Я ужаснулся. Но именно молодость спасла меня, и я снова погрузился в здоровый сон.
* * *
— Ваша милость…
Чей-то голос нарушил мое сонное забытье. Кто-то тряс меня за плечо. Открыв один глаз, я увидел Брэндона.
— Вам пора вставать.
Я приподнялся на локтях. Странно, почему я лежу одетым на чужой кровати? Но почти в тот же миг память вернулась ко мне.
Брэндон топтался передо мной, сияя лучезарной улыбкой.
— Вас давно ждут.
Меня все еще одолевала дремота, и вид, вероятно, у меня был заспанный.
— Народ. Он ждет! — пояснил Брэндон, махнув рукой в сторону окна.
Спрыгнув с ложа, я медленно приблизился к окну.
И действительно, внизу колыхалось море голов. Огромная толпа заполонила двор. Я не видел ни деревьев, ни травы, ни дорожек — кругом были только люди.
— Они жаждут лицезреть вас! — воскликнул Чарлз. — Некоторые проторчали здесь целую ночь.
Я начал открывать окно, но он остановил меня:
— Нет, ваша милость. Народ ждет вашего появления, вашего выезда в Тауэр.
Очевидно, звук наших голосов, как бы тихо мы ни говорили, послужил для придворных сигналом к действию. Первым в опочивальню влетел стройный паж.

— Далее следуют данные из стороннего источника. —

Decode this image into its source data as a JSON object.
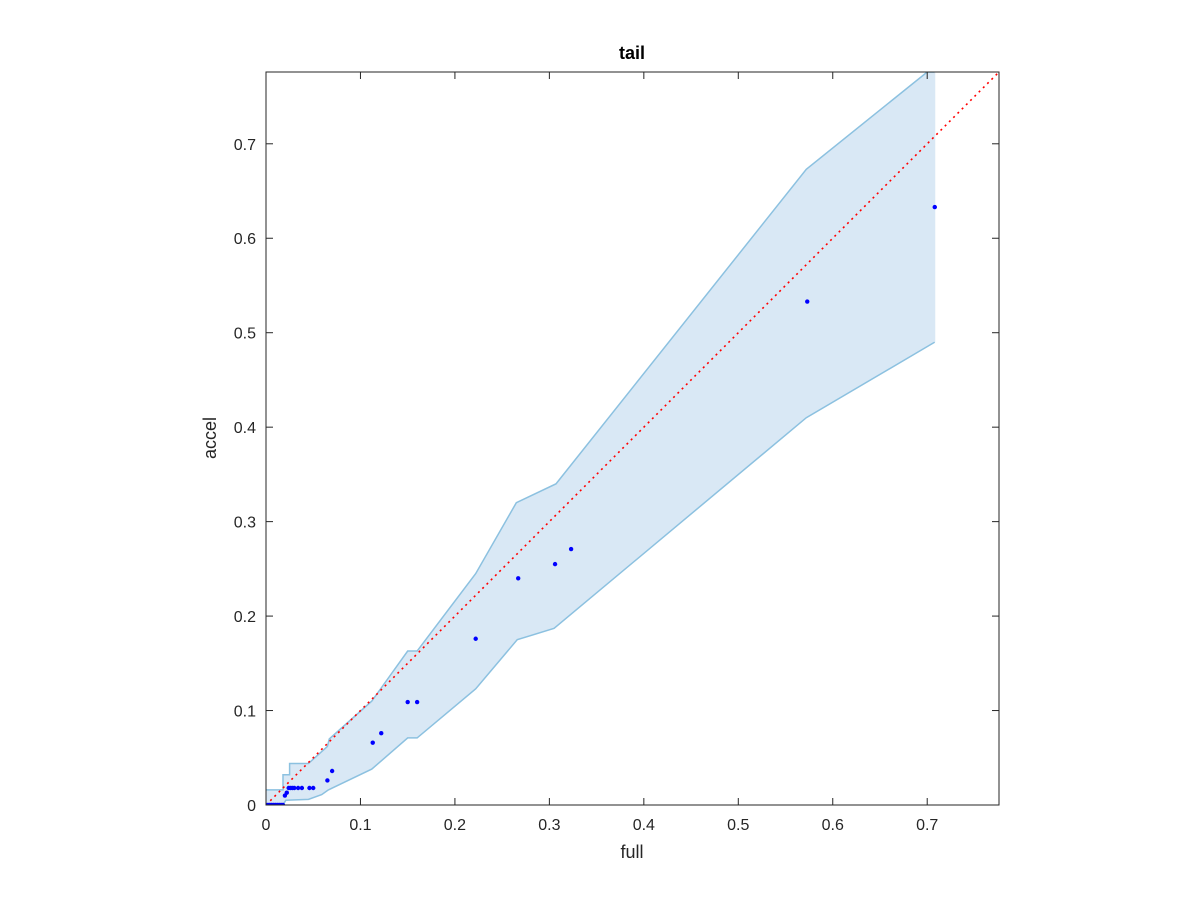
{
  "chart_data": {
    "type": "scatter",
    "title": "tail",
    "xlabel": "full",
    "ylabel": "accel",
    "xlim": [
      0,
      0.776
    ],
    "ylim": [
      0,
      0.776
    ],
    "xticks": [
      0,
      0.1,
      0.2,
      0.3,
      0.4,
      0.5,
      0.6,
      0.7
    ],
    "yticks": [
      0,
      0.1,
      0.2,
      0.3,
      0.4,
      0.5,
      0.6,
      0.7
    ],
    "xtick_labels": [
      "0",
      "0.1",
      "0.2",
      "0.3",
      "0.4",
      "0.5",
      "0.6",
      "0.7"
    ],
    "ytick_labels": [
      "0",
      "0.1",
      "0.2",
      "0.3",
      "0.4",
      "0.5",
      "0.6",
      "0.7"
    ],
    "grid": false,
    "colors": {
      "points": "#0000ff",
      "band_fill": "#d9e8f5",
      "band_edge": "#8cc1e0",
      "reference_line": "#ff0000",
      "axes": "#262626"
    },
    "reference_line": {
      "style": "dotted",
      "x": [
        0,
        0.776
      ],
      "y": [
        0,
        0.776
      ]
    },
    "points": {
      "x": [
        0,
        0.002,
        0.004,
        0.006,
        0.008,
        0.01,
        0.012,
        0.014,
        0.016,
        0.018,
        0.02,
        0.022,
        0.024,
        0.026,
        0.028,
        0.03,
        0.034,
        0.038,
        0.046,
        0.05,
        0.065,
        0.07,
        0.113,
        0.122,
        0.15,
        0.16,
        0.222,
        0.267,
        0.306,
        0.323,
        0.573,
        0.708
      ],
      "y": [
        0,
        0,
        0,
        0,
        0,
        0,
        0,
        0,
        0,
        0,
        0.01,
        0.013,
        0.018,
        0.018,
        0.018,
        0.018,
        0.018,
        0.018,
        0.018,
        0.018,
        0.026,
        0.036,
        0.066,
        0.076,
        0.109,
        0.109,
        0.176,
        0.24,
        0.255,
        0.271,
        0.533,
        0.633
      ]
    },
    "band_upper": {
      "x": [
        0,
        0.018,
        0.018,
        0.025,
        0.025,
        0.045,
        0.065,
        0.067,
        0.112,
        0.15,
        0.16,
        0.222,
        0.265,
        0.307,
        0.572,
        0.7,
        0.708
      ],
      "y": [
        0.016,
        0.016,
        0.032,
        0.032,
        0.044,
        0.044,
        0.062,
        0.07,
        0.11,
        0.163,
        0.163,
        0.245,
        0.32,
        0.34,
        0.673,
        0.776,
        0.776
      ]
    },
    "band_lower": {
      "x": [
        0,
        0.018,
        0.021,
        0.045,
        0.059,
        0.066,
        0.112,
        0.15,
        0.16,
        0.222,
        0.266,
        0.305,
        0.572,
        0.708
      ],
      "y": [
        0,
        0,
        0.005,
        0.006,
        0.011,
        0.016,
        0.038,
        0.071,
        0.071,
        0.123,
        0.175,
        0.187,
        0.41,
        0.49
      ]
    }
  }
}
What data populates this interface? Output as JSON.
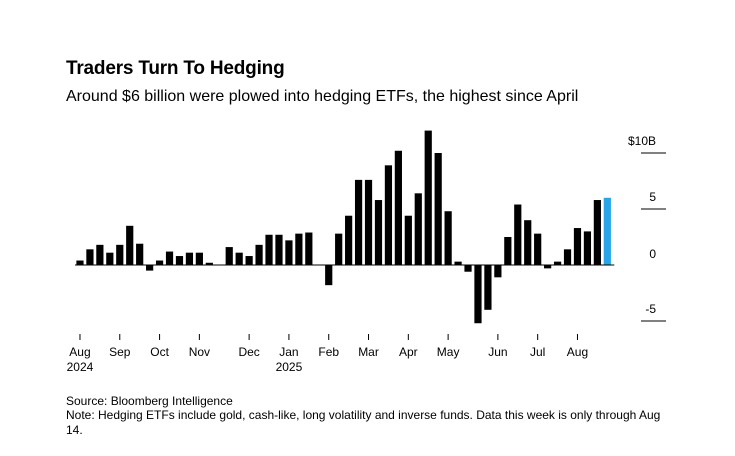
{
  "title": "Traders Turn To Hedging",
  "subtitle": "Around $6 billion were plowed into hedging ETFs, the highest since April",
  "source": "Source: Bloomberg Intelligence",
  "note": "Note: Hedging ETFs include gold, cash-like, long volatility and inverse funds. Data this week is only through Aug 14.",
  "chart_data": {
    "type": "bar",
    "unit": "$B",
    "ylim": [
      -5.5,
      12
    ],
    "ticks": [
      {
        "value": 10,
        "label": "$10B"
      },
      {
        "value": 5,
        "label": "5"
      },
      {
        "value": 0,
        "label": "0"
      },
      {
        "value": -5,
        "label": "-5"
      }
    ],
    "x_tick_labels": [
      {
        "week": 0.5,
        "label": "Aug",
        "year": "2024"
      },
      {
        "week": 4.5,
        "label": "Sep"
      },
      {
        "week": 8.5,
        "label": "Oct"
      },
      {
        "week": 12.5,
        "label": "Nov"
      },
      {
        "week": 17.5,
        "label": "Dec"
      },
      {
        "week": 21.5,
        "label": "Jan",
        "year": "2025"
      },
      {
        "week": 25.5,
        "label": "Feb"
      },
      {
        "week": 29.5,
        "label": "Mar"
      },
      {
        "week": 33.5,
        "label": "Apr"
      },
      {
        "week": 37.5,
        "label": "May"
      },
      {
        "week": 42.5,
        "label": "Jun"
      },
      {
        "week": 46.5,
        "label": "Jul"
      },
      {
        "week": 50.5,
        "label": "Aug"
      }
    ],
    "values": [
      0.4,
      1.4,
      1.8,
      1.1,
      1.8,
      3.5,
      1.9,
      -0.5,
      0.4,
      1.2,
      0.8,
      1.1,
      1.1,
      0.2,
      0,
      1.6,
      1.1,
      0.8,
      1.8,
      2.7,
      2.7,
      2.2,
      2.8,
      2.9,
      0,
      -1.8,
      2.8,
      4.4,
      7.6,
      7.6,
      5.8,
      8.9,
      10.2,
      4.4,
      6.4,
      12.0,
      10.0,
      4.8,
      0.3,
      -0.6,
      -5.2,
      -4.0,
      -1.1,
      2.5,
      5.4,
      4.0,
      2.8,
      -0.3,
      0.3,
      1.4,
      3.3,
      3.0,
      5.8,
      6.0
    ],
    "colors": {
      "bar": "#000000",
      "highlight": "#28a5e8",
      "axis": "#000000",
      "gridline": "#000000"
    }
  }
}
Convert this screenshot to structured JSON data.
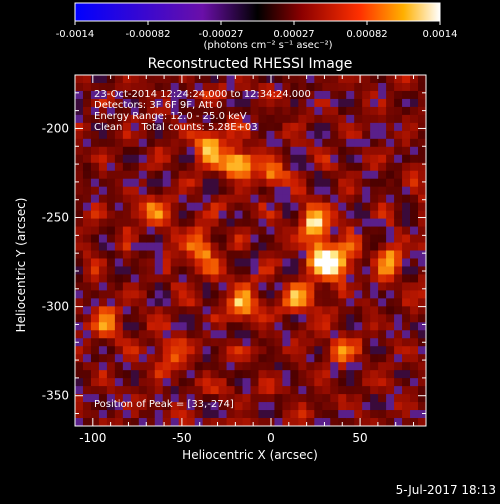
{
  "colorbar": {
    "tick_labels": [
      "-0.0014",
      "-0.00082",
      "-0.00027",
      "0.00027",
      "0.00082",
      "0.0014"
    ],
    "units": "(photons cm⁻² s⁻¹ asec⁻²)",
    "range": [
      -0.0014,
      0.0014
    ]
  },
  "chart_data": {
    "type": "heatmap",
    "title": "Reconstructed RHESSI Image",
    "xlabel": "Heliocentric X (arcsec)",
    "ylabel": "Heliocentric Y (arcsec)",
    "xlim": [
      -110,
      87
    ],
    "ylim": [
      -367,
      -170
    ],
    "x_ticks": [
      -100,
      -50,
      0,
      50
    ],
    "y_ticks": [
      -350,
      -300,
      -250,
      -200
    ],
    "colormap": "red-temperature",
    "peak": [
      33,
      -274
    ],
    "annotations": [
      "23-Oct-2014 12:24:24.000 to 12:34:24.000",
      "Detectors: 3F 6F 9F, Att 0",
      "Energy Range: 12.0 - 25.0 keV",
      "Clean      Total counts: 5.28E+03",
      "Position of Peak = [33,-274]"
    ]
  },
  "timestamp": "5-Jul-2017 18:13"
}
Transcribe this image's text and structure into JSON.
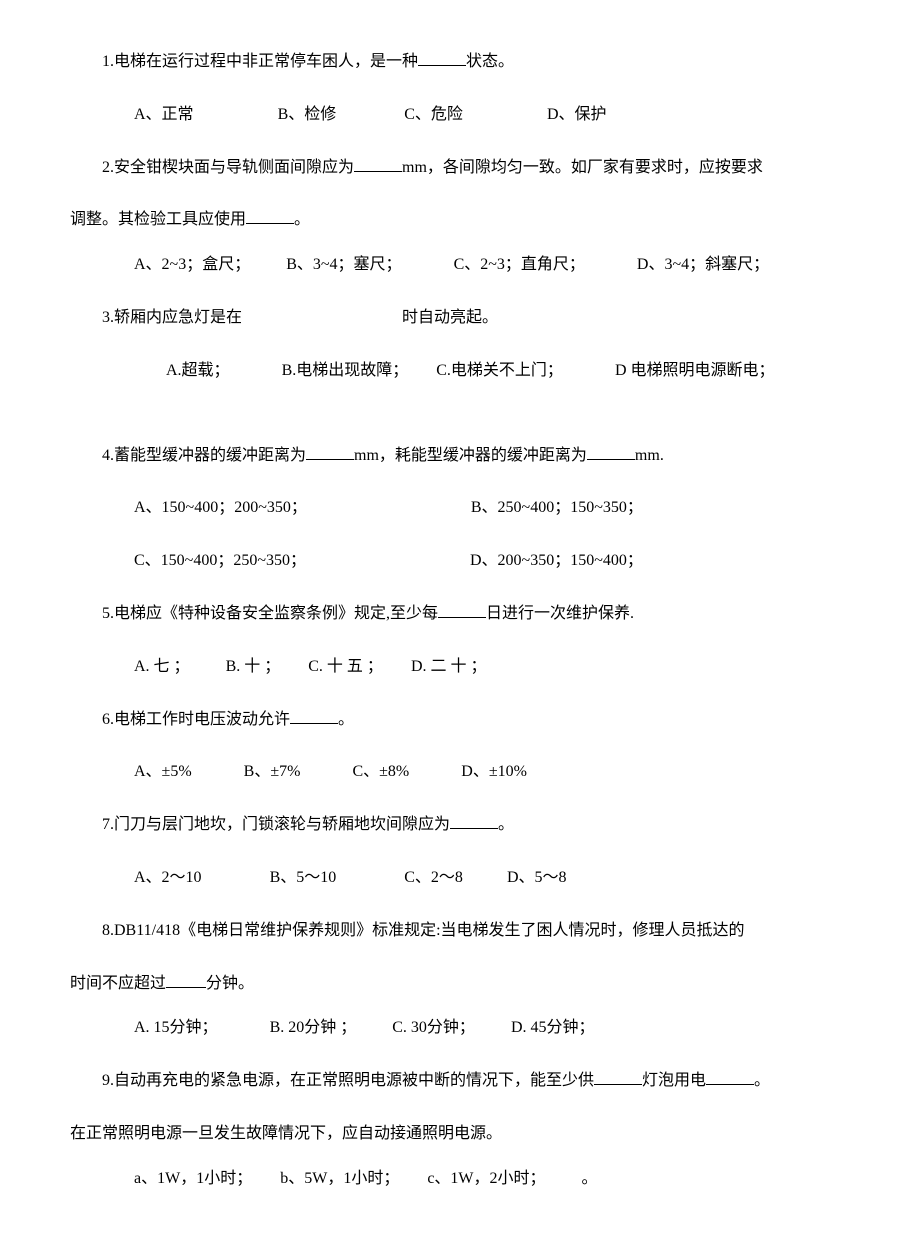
{
  "q1": {
    "text_before": "1.电梯在运行过程中非正常停车困人，是一种",
    "text_after": "状态。",
    "opts": {
      "a": "A、正常",
      "b": "B、检修",
      "c": "C、危险",
      "d": "D、保护"
    }
  },
  "q2": {
    "text_before": "2.安全钳楔块面与导轨侧面间隙应为",
    "text_mid": "mm，各间隙均匀一致。如厂家有要求时，应按要求",
    "line2_before": "调整。其检验工具应使用",
    "line2_after": "。",
    "opts": {
      "a": "A、2~3；盒尺；",
      "b": "B、3~4；塞尺；",
      "c": "C、2~3；直角尺；",
      "d": "D、3~4；斜塞尺；"
    }
  },
  "q3": {
    "text_before": "3.轿厢内应急灯是在",
    "text_after": "时自动亮起。",
    "opts": {
      "a": "A.超载；",
      "b": "B.电梯出现故障；",
      "c": "C.电梯关不上门；",
      "d": "D 电梯照明电源断电；"
    }
  },
  "q4": {
    "text_before": "4.蓄能型缓冲器的缓冲距离为",
    "text_mid": "mm，耗能型缓冲器的缓冲距离为",
    "text_after": "mm.",
    "opts": {
      "a": "A、150~400；200~350；",
      "b": "B、250~400；150~350；",
      "c": "C、150~400；250~350；",
      "d": "D、200~350；150~400；"
    }
  },
  "q5": {
    "text_before": "5.电梯应《特种设备安全监察条例》规定,至少每",
    "text_after": "日进行一次维护保养.",
    "opts": {
      "a": "A. 七 ；",
      "b": "B. 十 ；",
      "c": "C. 十 五 ；",
      "d": "D. 二 十 ；"
    }
  },
  "q6": {
    "text_before": "6.电梯工作时电压波动允许",
    "text_after": "。",
    "opts": {
      "a": "A、±5%",
      "b": "B、±7%",
      "c": "C、±8%",
      "d": "D、±10%"
    }
  },
  "q7": {
    "text_before": "7.门刀与层门地坎，门锁滚轮与轿厢地坎间隙应为",
    "text_after": "。",
    "opts": {
      "a": "A、2～10",
      "b": "B、5～10",
      "c": "C、2～8",
      "d": "D、5～8"
    }
  },
  "q8": {
    "text": "8.DB11/418《电梯日常维护保养规则》标准规定:当电梯发生了困人情况时，修理人员抵达的",
    "line2_before": "时间不应超过",
    "line2_after": "分钟。",
    "opts": {
      "a": "A. 15分钟；",
      "b": "B. 20分钟 ；",
      "c": "C. 30分钟；",
      "d": "D. 45分钟；"
    }
  },
  "q9": {
    "text_before": "9.自动再充电的紧急电源，在正常照明电源被中断的情况下，能至少供",
    "text_mid": "灯泡用电",
    "text_after": "。",
    "line2": "在正常照明电源一旦发生故障情况下，应自动接通照明电源。",
    "opts": {
      "a": "a、1W，1小时；",
      "b": "b、5W，1小时；",
      "c": "c、1W，2小时；",
      "d": "。"
    }
  }
}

— Ваше величество, — сказал он, преклоняя колено. — Я хотел бы…
Но его слова заглушил шум множества шагов, и в комнату потоком потекли слуги, которые несли нагруженные блюдами подносы и разнообразные наряды. Один из них, низко поклонившись, начал расстегивать на мне одежду. Я решительно оттолкнул его.
— Но, ваша милость, — протестующе произнес он, — я же заведую вашим гардеробом. И в мои обязанности входит раздевать и одевать короля.
Он с гордостью подозвал своего помощника.
— Мы уже согрели вашу одежду перед камином, согласно протоколу покойного…
— Достаточно! — воскликнул я. — Приступайте.
Да, мне пришлось вытерпеть церемонию утреннего туалета, во время которой два камергера шнуровали, застегивали, крутили и вертели меня, как куклу. (Неужели мой прадед Тюдор действительно ввел такие обременительные порядки?)
Наконец меня нарядили, и я выставил слуг из опочивальни. Мы с Брэндоном ненадолго остались одни.